What does Father’s Day mean to me? First let me explain my life situation.

I’m 59 years of age and an older father. I have two daughters from a previous marriage both grown up now. The oldest one and her husband will be initiating me to the world of grand-parenting this October with the arrival of their son.

I have three more children with the love-of-my-life. We have a six-year old son and twin daughters four-years of age.

All my children are special to me. The love I get back more than makes up for the hard work involved in being a father. Being Dad is the hardest job I’ve ever had in my life, but also the most rewarding. No one is perfect and I have made my share of mistakes along the way. With the help of my loving wife, I have grown as a parent and managed to get better at the job. Of course there is always room for improvement. Life can be stressful and I need to learn to handle that stress better, but I am always working on it.
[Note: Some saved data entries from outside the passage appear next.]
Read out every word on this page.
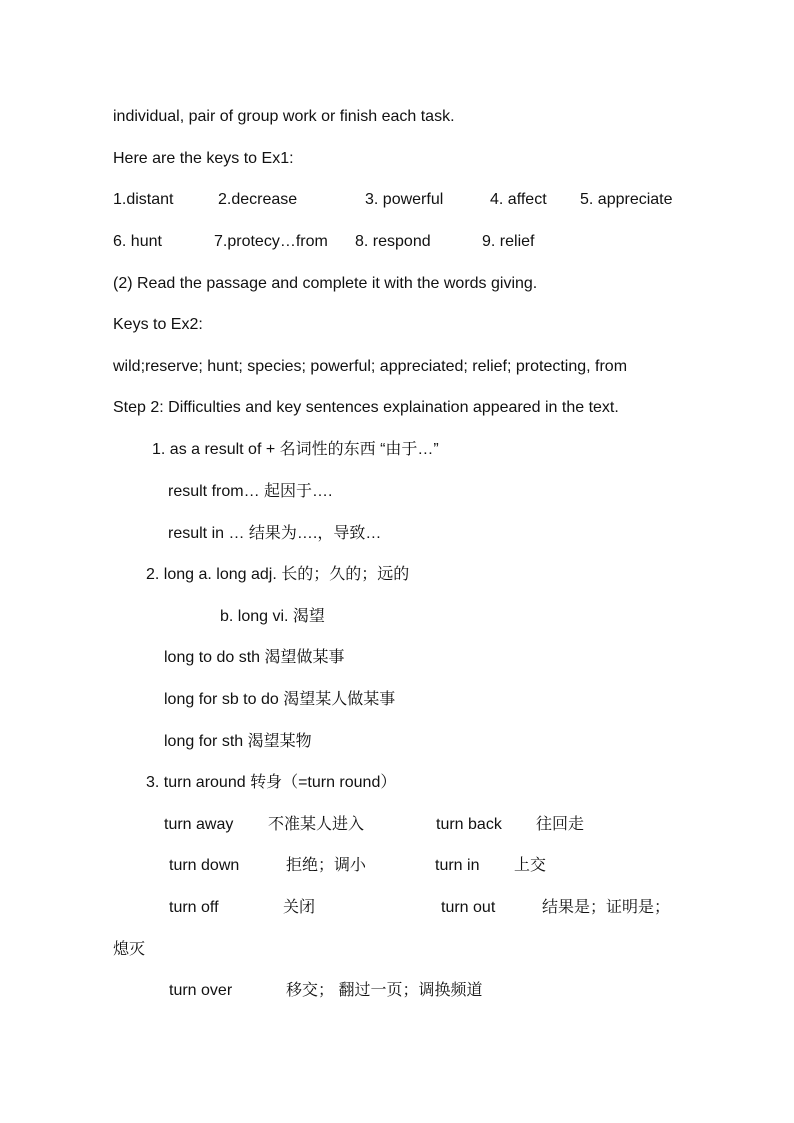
individual, pair of group work or finish each task.
Here are the keys to Ex1:
1.distant	2.decrease	3. powerful	4. affect 5. appreciate
6. hunt	7.protecy…from 8. respond	9. relief
(2) Read the passage and complete it with the words giving.
Keys to Ex2:
wild;reserve; hunt; species; powerful; appreciated; relief; protecting, from
Step 2: Difficulties and key sentences explaination appeared in the text.
1. as a result of + 名词性的东西 “由于…”
result from… 起因于….
result in … 结果为….，导致…
2. long a. long adj. 长的；久的；远的
b. long vi. 渴望
long to do sth 渴望做某事
long for sb to do 渴望某人做某事
long for sth 渴望某物
3. turn around 转身（=turn round）
turn away 不准某人进入	turn back 往回走
turn down	拒绝；调小	turn in 上交
turn off	关闭	turn out	结果是；证明是；
熄灭
turn over	移交； 翻过一页；调换频道
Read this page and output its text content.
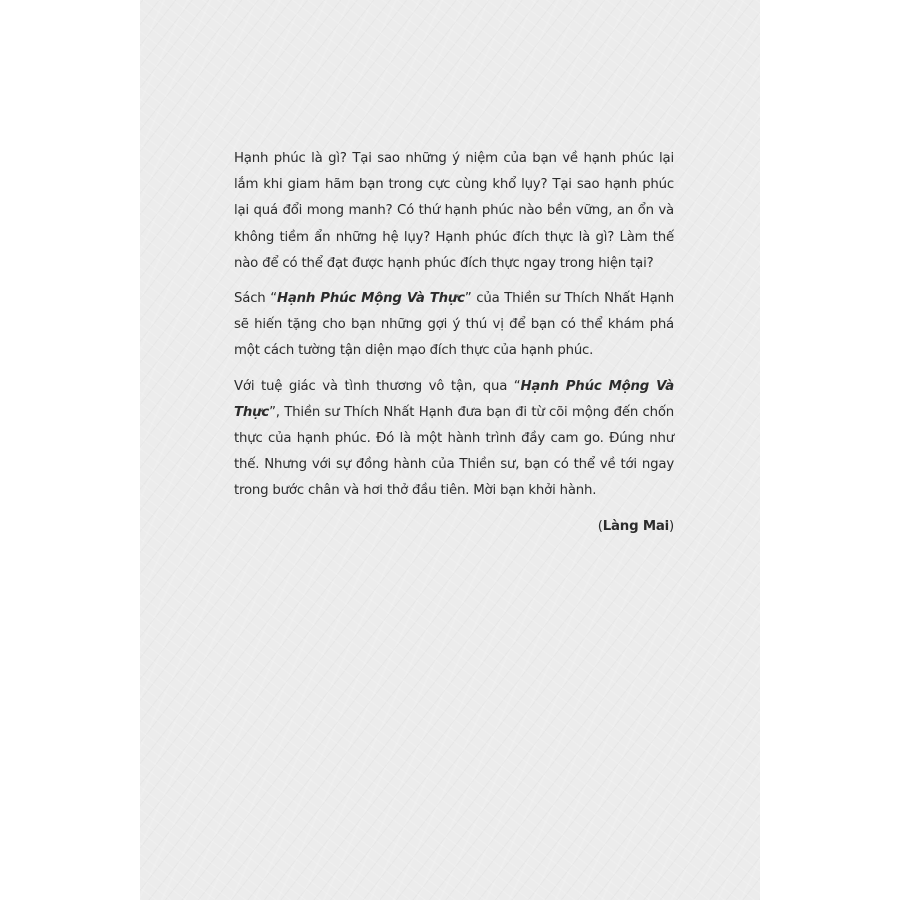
Hạnh phúc là gì? Tại sao những ý niệm của bạn về hạnh phúc lại lắm khi giam hãm bạn trong cực cùng khổ lụy? Tại sao hạnh phúc lại quá đổi mong manh? Có thứ hạnh phúc nào bền vững, an ổn và không tiềm ẩn những hệ lụy? Hạnh phúc đích thực là gì? Làm thế nào để có thể đạt được hạnh phúc đích thực ngay trong hiện tại?

Sách “Hạnh Phúc Mộng Và Thực” của Thiền sư Thích Nhất Hạnh sẽ hiến tặng cho bạn những gợi ý thú vị để bạn có thể khám phá một cách tường tận diện mạo đích thực của hạnh phúc.

Với tuệ giác và tình thương vô tận, qua “Hạnh Phúc Mộng Và Thực”, Thiền sư Thích Nhất Hạnh đưa bạn đi từ cõi mộng đến chốn thực của hạnh phúc. Đó là một hành trình đầy cam go. Đúng như thế. Nhưng với sự đồng hành của Thiền sư, bạn có thể về tới ngay trong bước chân và hơi thở đầu tiên. Mời bạn khởi hành.

(Làng Mai)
My wife and children are asking what I want for Father’s Day. Sleeping in, having an unhurried morning coffee, watching a man-movie, and a nap on the couch are on my list, but likely not in the realm of possibility. Quality time with the kids come Sunday morning is the reality. In the final analysis I can’t think of anything of material value, but just for them to want me to be part of their life and let me love them.


3 Responses to Father’s Day: The True Meaning

  1. stamperdad says:

    Thanks for the kind comments.

    Dennis: I do manage to work in some quiet couch time occasionally. Sometimes one of the girls will cuddle with me. Damian is a go-getter, he’s too busy “running the neighborhood” to cuddle. He will sometimes sit and watch a movie with me.

    The Elementary: It took me a long time to figure out what is important, but now life is good, although busy.


  2. Dennis Price says:

    You are a brave man. Young children require a lot of energy. We baby sit with our grand-children on a regular basis. I enjoy them, but I’m ready in the afternoon when mom or dad come to pick them up. I usually hit the couch for a while before supper. I’m happy you spend quality time with them. Kids need that.

  3. Ah, very nice and so genuinely felt. I’ve seen that consistently in your writing and it’s refreshing to read things such as this. You’ve obviously established what matters in life. How many can stand up and say they are truly happy with the way their life turned out? I wonder. Not as many as we’d like, I suspect. Well done.